Lower wage costs combined with massive and deliberate political intervention with exchange rates in South Korea and Japan were the real problem, he said. Any capacity taken out in Europe would just reappear in emerging markets like China.

"On average the margin on a Chevrolet imported from Korea priced 15 percent below Opel is higher than an Opel. That's where the pressure is com ing from," Forster explained.

He also defended Berlin's rescue of Opel despite being critical of the months of political wrangling and turbulent debate that attracted a permanent interest in the media.

"Let me tell you about the French way of handling. A French manufacturer was almost running out of cash. No word in the media, not a word - until a Monday afternoon the French president announced that a 3 billion euro loan would be handed out to manufacturer number one and another 3 billion for manufacturer number two.

"Oh there was a bit of uproar in the EU Commission in Brussels, 'is it all right and did you have to commit to some sort of employment in France or not?' A week later the whole story was gone," the president of GM Europe said.

Supplier profits

Forster said automakers are helping suppliers to make bigger profits by outsourcing technology development.

Volume carmakers in good years at best earn an operating margin of 4 to 5 percent, while suppliers that control exclusive technology can make double-digit returns.

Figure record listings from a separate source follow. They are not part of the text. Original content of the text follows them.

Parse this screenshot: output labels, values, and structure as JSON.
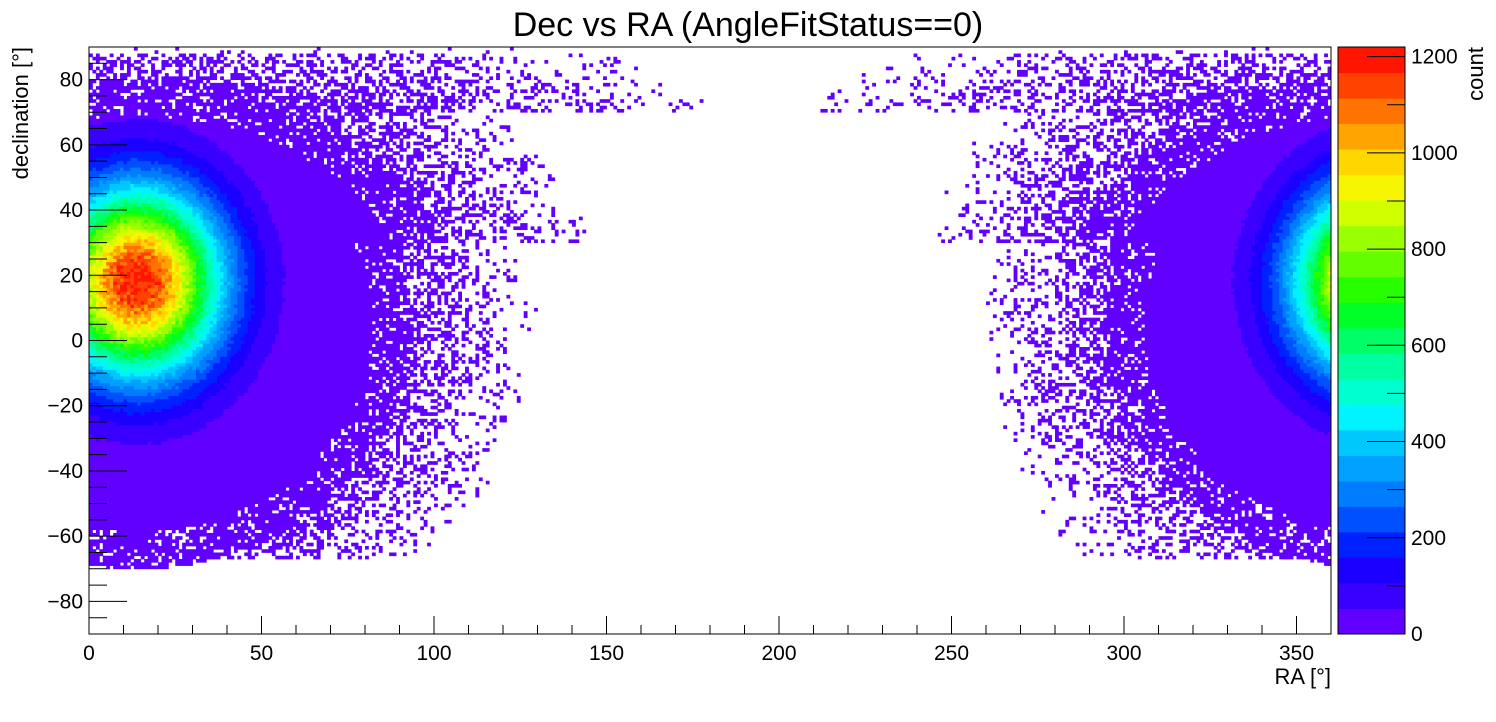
{
  "chart_data": {
    "type": "heatmap",
    "title": "Dec vs RA (AngleFitStatus==0)",
    "xlabel": "RA [°]",
    "ylabel": "declination [°]",
    "zlabel": "count",
    "xlim": [
      0,
      360
    ],
    "ylim": [
      -90,
      90
    ],
    "zlim": [
      0,
      1220
    ],
    "x_ticks": [
      0,
      50,
      100,
      150,
      200,
      250,
      300,
      350
    ],
    "y_ticks": [
      -80,
      -60,
      -40,
      -20,
      0,
      20,
      40,
      60,
      80
    ],
    "z_ticks": [
      0,
      200,
      400,
      600,
      800,
      1000,
      1200
    ],
    "x_tick_labels": [
      "0",
      "50",
      "100",
      "150",
      "200",
      "250",
      "300",
      "350"
    ],
    "y_tick_labels": [
      "−80",
      "−60",
      "−40",
      "−20",
      "0",
      "20",
      "40",
      "60",
      "80"
    ],
    "z_tick_labels": [
      "0",
      "200",
      "400",
      "600",
      "800",
      "1000",
      "1200"
    ],
    "bins": {
      "nx": 360,
      "ny": 180
    },
    "peak": {
      "ra": 14,
      "dec": 18,
      "count": 1200
    },
    "distribution": "count density concentrated around RA≈14°, Dec≈18°, wrapping across RA=0/360; sparse/empty region between RA≈100° and RA≈290° at high declination, empty below Dec≈-67°",
    "palette": [
      "#6100ff",
      "#3a00ff",
      "#1c00ff",
      "#0021ff",
      "#0050ff",
      "#007dff",
      "#00a0ff",
      "#00c8ff",
      "#00f4ff",
      "#00ffd0",
      "#00ffa0",
      "#00ff66",
      "#00ff26",
      "#27ff00",
      "#63ff00",
      "#9aff00",
      "#d0ff00",
      "#f6f600",
      "#ffd700",
      "#ffa400",
      "#ff7300",
      "#ff4200",
      "#ff1500"
    ],
    "grid": false
  }
}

"As a manufacturer you have to ask yourself is this the way you want to handle your business or should you consider choosing areas you want to move back into. And interestingly enough one of the areas is electrical propulsion," Forster said.

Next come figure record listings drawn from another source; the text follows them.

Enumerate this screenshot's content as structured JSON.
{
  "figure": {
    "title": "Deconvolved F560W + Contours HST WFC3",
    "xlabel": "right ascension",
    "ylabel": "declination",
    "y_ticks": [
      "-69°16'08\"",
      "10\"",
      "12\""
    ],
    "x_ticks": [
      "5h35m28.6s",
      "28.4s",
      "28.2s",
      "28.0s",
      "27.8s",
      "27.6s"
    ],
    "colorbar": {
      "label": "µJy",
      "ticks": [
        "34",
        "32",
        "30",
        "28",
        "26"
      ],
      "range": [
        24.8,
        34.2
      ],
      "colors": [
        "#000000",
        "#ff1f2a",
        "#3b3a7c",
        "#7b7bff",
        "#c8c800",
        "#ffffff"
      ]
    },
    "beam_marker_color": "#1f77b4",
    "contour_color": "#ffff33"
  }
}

Except for its lithium-ion cells, the battery powering the Chevrolet Volt is developed and manufactured by GM, for example.

He believes Magna wants Opel deal not so much out of a desire to compete with customers directly but the huge opportunities awaiting its supplier business in Russia.

"You need to manufacture in Russia to be able to serve the market, one of the reasons being the 25 percent import duty. but you can never profitably produce in Russia unless you have a local supply industry and there is virtually no - or very little - supplier industry," Forster continued.

"I think one of the reasons why Magna is interested because together we can develop it ... Our experience shows that it is by no means easy to really attract suppliers to Russia," he added.

GM agreed last week to sell a 55 percent stake in Opel to Magna and Russia's state lender Sberbank.

Magna and Sberbank would each own 27.5 percent in Opel. Russia second-largest carmaker GAZ is an industrial partner in the deal.